If I were asked to state the Government's objectives, I would say that they are, to bring down the rate of inflation, to privatise some public sector assets and to have a massive training programme for the young. Those are admirable objectives, but they are not in themselves sufficient.

We must ask other questions. How will we provide for the rapidly growing number of very elderly people in the next 20 years? How will we meet the cost of expensive medical equipment, and further scientific advance in medicine and drugs? How will we meet the cost of the extraordinarily expensive defence equipment year after year? How will we finance the state occupational pension scheme? How will we replace the loss of oil revenue? I wonder whether these important questions are being considered carefully or whether a strategy exists or is being formulated.

The public expenditure programme is too short in its time scale. I appreciate that three years is a long time when dealing with practical projections of programmes and resources. Since we are dealing with rolling programmes which follow on year after year, no thought is given to whether, in the prevailing circumstances, the work of a Department needs to be done differently or at all, or whether tax cuts can take the place of public expenditure. Still less is the work of a Department measured against the priorities and challenges of the next decade. I cannot but think that the shape of Departments and their work should reflect the challenge of the future rather than the programmes of the past.

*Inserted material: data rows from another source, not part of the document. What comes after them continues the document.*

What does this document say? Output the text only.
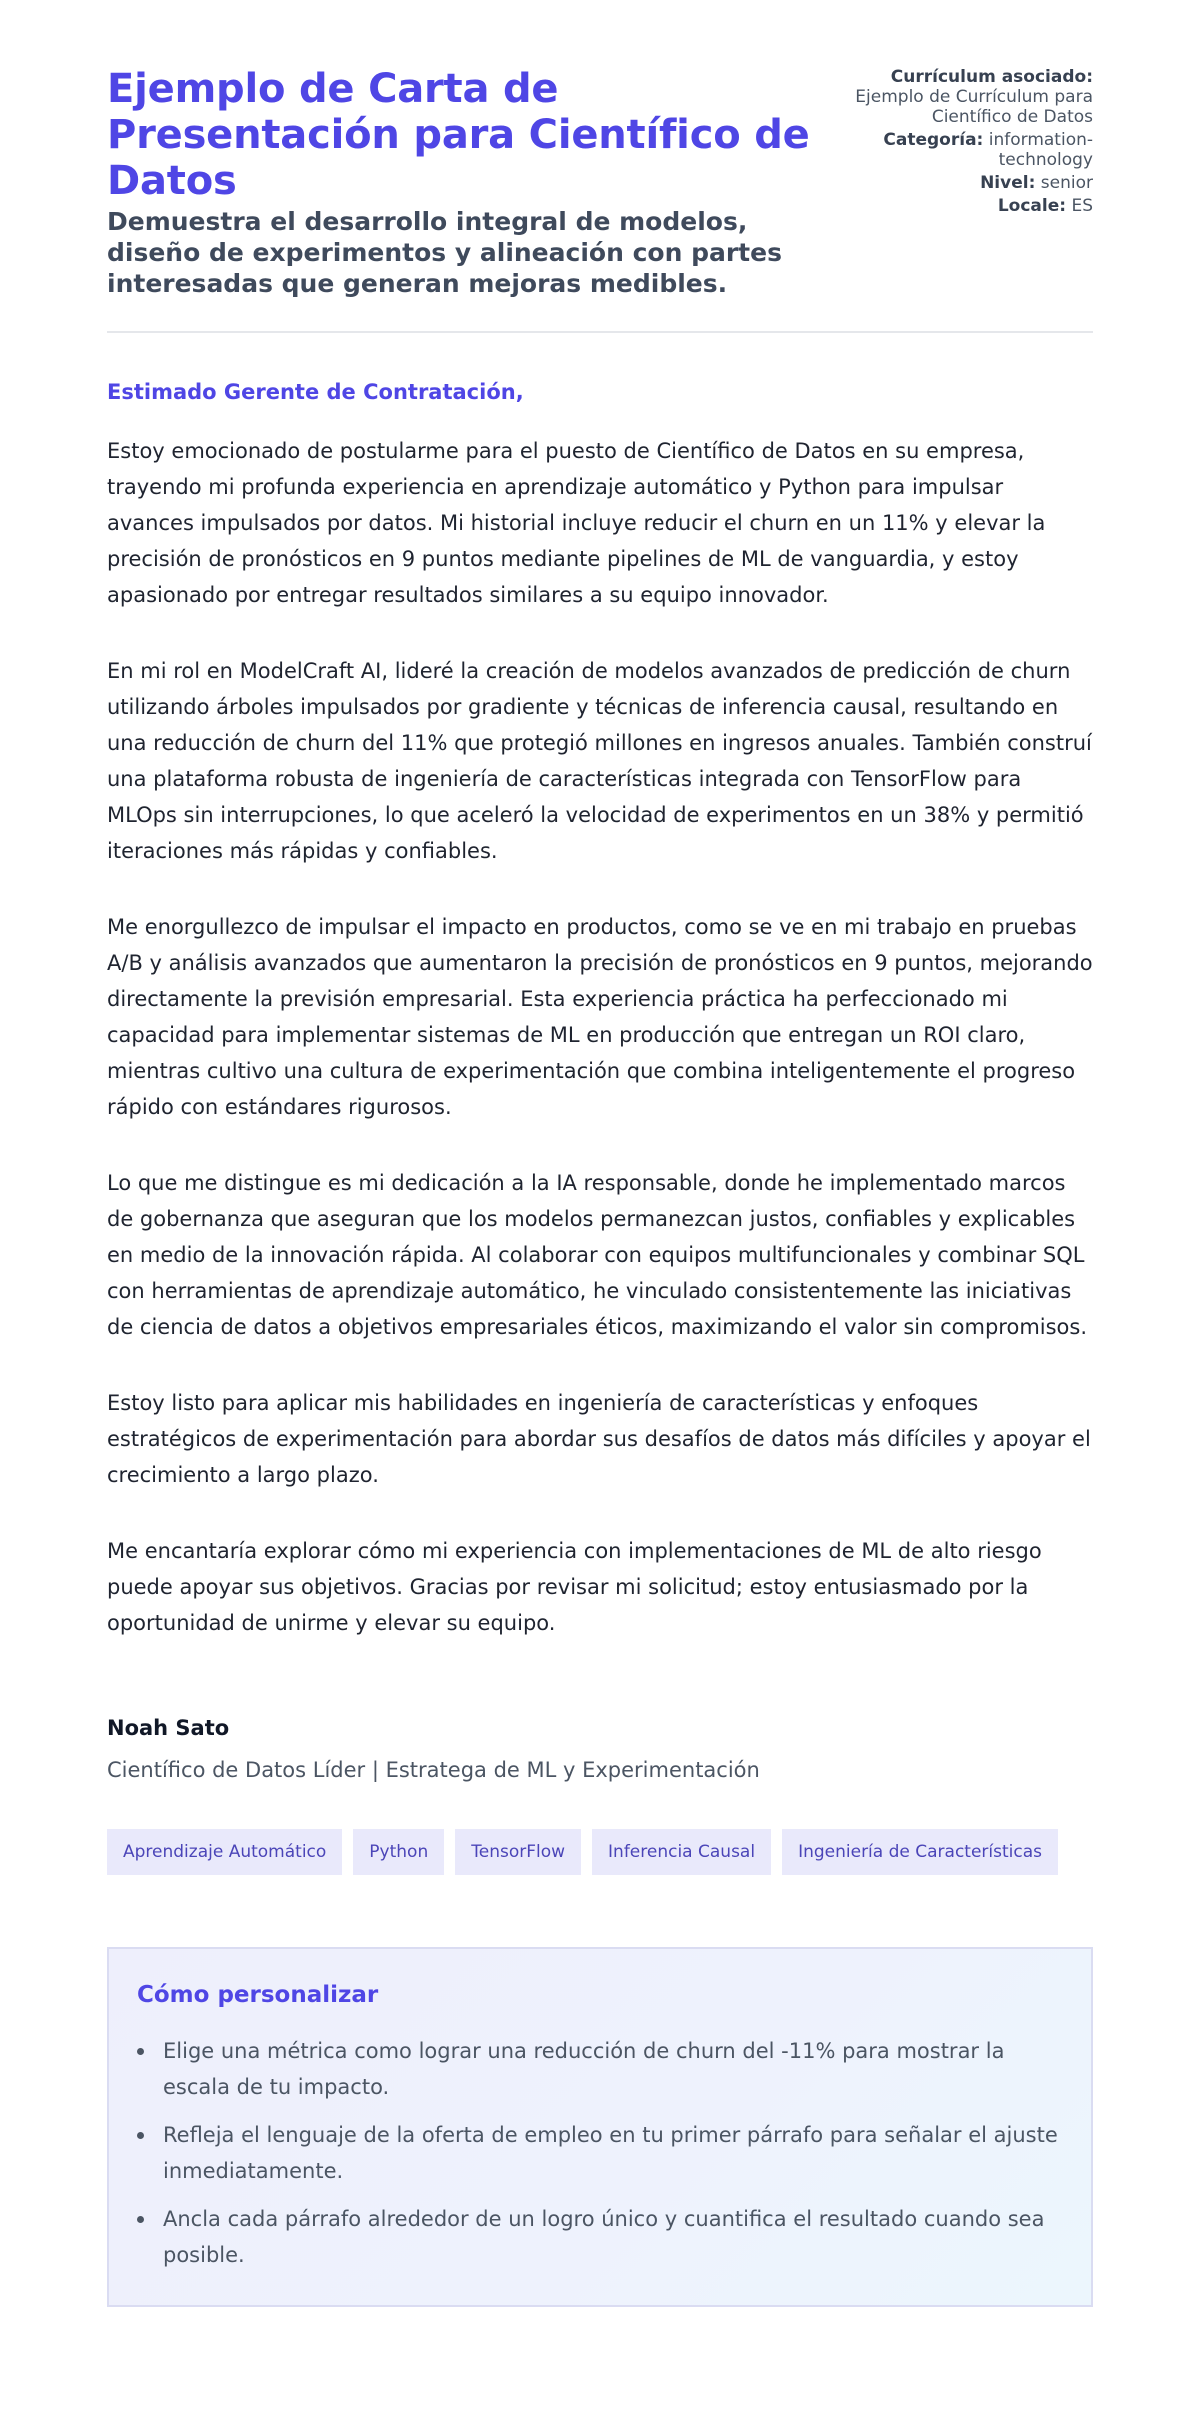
Ejemplo de Carta de Presentación para Científico de Datos
Demuestra el desarrollo integral de modelos, diseño de experimentos y alineación con partes interesadas que generan mejoras medibles.
Currículum asociado: Ejemplo de Currículum para Científico de Datos
Categoría: information-technology
Nivel: senior
Locale: ES

Estimado Gerente de Contratación,

Estoy emocionado de postularme para el puesto de Científico de Datos en su empresa, trayendo mi profunda experiencia en aprendizaje automático y Python para impulsar avances impulsados por datos. Mi historial incluye reducir el churn en un 11% y elevar la precisión de pronósticos en 9 puntos mediante pipelines de ML de vanguardia, y estoy apasionado por entregar resultados similares a su equipo innovador.

En mi rol en ModelCraft AI, lideré la creación de modelos avanzados de predicción de churn utilizando árboles impulsados por gradiente y técnicas de inferencia causal, resultando en una reducción de churn del 11% que protegió millones en ingresos anuales. También construí una plataforma robusta de ingeniería de características integrada con TensorFlow para MLOps sin interrupciones, lo que aceleró la velocidad de experimentos en un 38% y permitió iteraciones más rápidas y confiables.

Me enorgullezco de impulsar el impacto en productos, como se ve en mi trabajo en pruebas A/B y análisis avanzados que aumentaron la precisión de pronósticos en 9 puntos, mejorando directamente la previsión empresarial. Esta experiencia práctica ha perfeccionado mi capacidad para implementar sistemas de ML en producción que entregan un ROI claro, mientras cultivo una cultura de experimentación que combina inteligentemente el progreso rápido con estándares rigurosos.

Lo que me distingue es mi dedicación a la IA responsable, donde he implementado marcos de gobernanza que aseguran que los modelos permanezcan justos, confiables y explicables en medio de la innovación rápida. Al colaborar con equipos multifuncionales y combinar SQL con herramientas de aprendizaje automático, he vinculado consistentemente las iniciativas de ciencia de datos a objetivos empresariales éticos, maximizando el valor sin compromisos.

Estoy listo para aplicar mis habilidades en ingeniería de características y enfoques estratégicos de experimentación para abordar sus desafíos de datos más difíciles y apoyar el crecimiento a largo plazo.

Me encantaría explorar cómo mi experiencia con implementaciones de ML de alto riesgo puede apoyar sus objetivos. Gracias por revisar mi solicitud; estoy entusiasmado por la oportunidad de unirme y elevar su equipo.

Noah Sato
Científico de Datos Líder | Estratega de ML y Experimentación
Aprendizaje Automático	Python	TensorFlow	Inferencia Causal	Ingeniería de Características
Cómo personalizar
Elige una métrica como lograr una reducción de churn del -11% para mostrar la escala de tu impacto.
Refleja el lenguaje de la oferta de empleo en tu primer párrafo para señalar el ajuste inmediatamente.
Ancla cada párrafo alrededor de un logro único y cuantifica el resultado cuando sea posible.
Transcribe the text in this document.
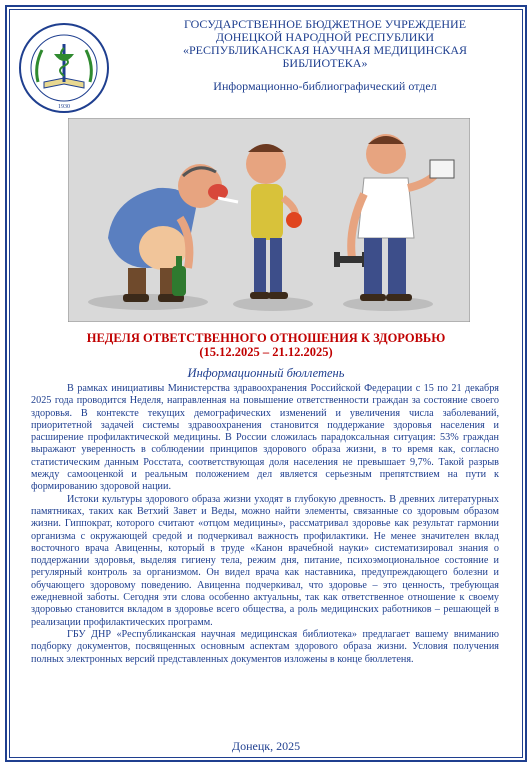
1930
ГОСУДАРСТВЕННОЕ БЮДЖЕТНОЕ УЧРЕЖДЕНИЕ
ДОНЕЦКОЙ НАРОДНОЙ РЕСПУБЛИКИ
«РЕСПУБЛИКАНСКАЯ НАУЧНАЯ МЕДИЦИНСКАЯ БИБЛИОТЕКА»
Информационно-библиографический отдел
НЕДЕЛЯ ОТВЕТСТВЕННОГО ОТНОШЕНИЯ К ЗДОРОВЬЮ
(15.12.2025 – 21.12.2025)
Информационный бюллетень

В рамках инициативы Министерства здравоохранения Российской Федерации с 15 по 21 декабря 2025 года проводится Неделя, направленная на повышение ответственности граждан за состояние своего здоровья. В контексте текущих демографических изменений и увеличения числа заболеваний, приоритетной задачей системы здравоохранения становится поддержание здоровья населения и расширение профилактической медицины. В России сложилась парадоксальная ситуация: 53% граждан выражают уверенность в соблюдении принципов здорового образа жизни, в то время как, согласно статистическим данным Росстата, соответствующая доля населения не превышает 9,7%. Такой разрыв между самооценкой и реальным положением дел является серьезным препятствием на пути к формированию здоровой нации.

Истоки культуры здорового образа жизни уходят в глубокую древность. В древних литературных памятниках, таких как Ветхий Завет и Веды, можно найти элементы, связанные со здоровым образом жизни. Гиппократ, которого считают «отцом медицины», рассматривал здоровье как результат гармонии организма с окружающей средой и подчеркивал важность профилактики. Не менее значителен вклад восточного врача Авиценны, который в труде «Канон врачебной науки» систематизировал знания о поддержании здоровья, выделяя гигиену тела, режим дня, питание, психоэмоциональное состояние и регулярный контроль за организмом. Он видел врача как наставника, предупреждающего болезни и обучающего здоровому поведению. Авиценна подчеркивал, что здоровье – это ценность, требующая ежедневной заботы. Сегодня эти слова особенно актуальны, так как ответственное отношение к своему здоровью становится вкладом в здоровье всего общества, а роль медицинских работников – решающей в реализации профилактических программ.

ГБУ ДНР «Республиканская научная медицинская библиотека» предлагает вашему вниманию подборку документов, посвященных основным аспектам здорового образа жизни. Условия получения полных электронных версий представленных документов изложены в конце бюллетеня.

Донецк, 2025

It seems as though the Chancellor and the Chief Secretary to the Treasury are like men beleaguered by spending Ministers. Is it not time to create a new office, attached perhaps to the Cabinet Office, charged with formulating the demands for public expenditure for the next decade, examining the operations of the Departments in the light of those demands, recommending policies that seem to meet those demands, outlining the consequences if they are not met and presenting such policies and consequences for decision by the Cabinet? Once such policies had been discussed, and either accepted or rejected, the priorities would be agreed by the entire Cabinet and it would then be for Ministers to implement the decisions.

Moreover, the House and the country could be informed as soon as possible about these plans and the reasons for them. It would be clear to the country that the Government were acting in the interests of the whole nation. It should follow from that that the public service would have clear objectives which would improve morale and the public would feel engaged in a national effort. After all, is it not strange that a "Star Chamber" exists to carry through short-term cuts among all Departments, but that no comparable body exists to consider the future?

It seems to me that the creation of such an office, the fact that Government policy would be based on knowledge, the selection of priorities and consent to implement and publish them openly might create what would be seen as a national Government and deserve to be supported by the nation.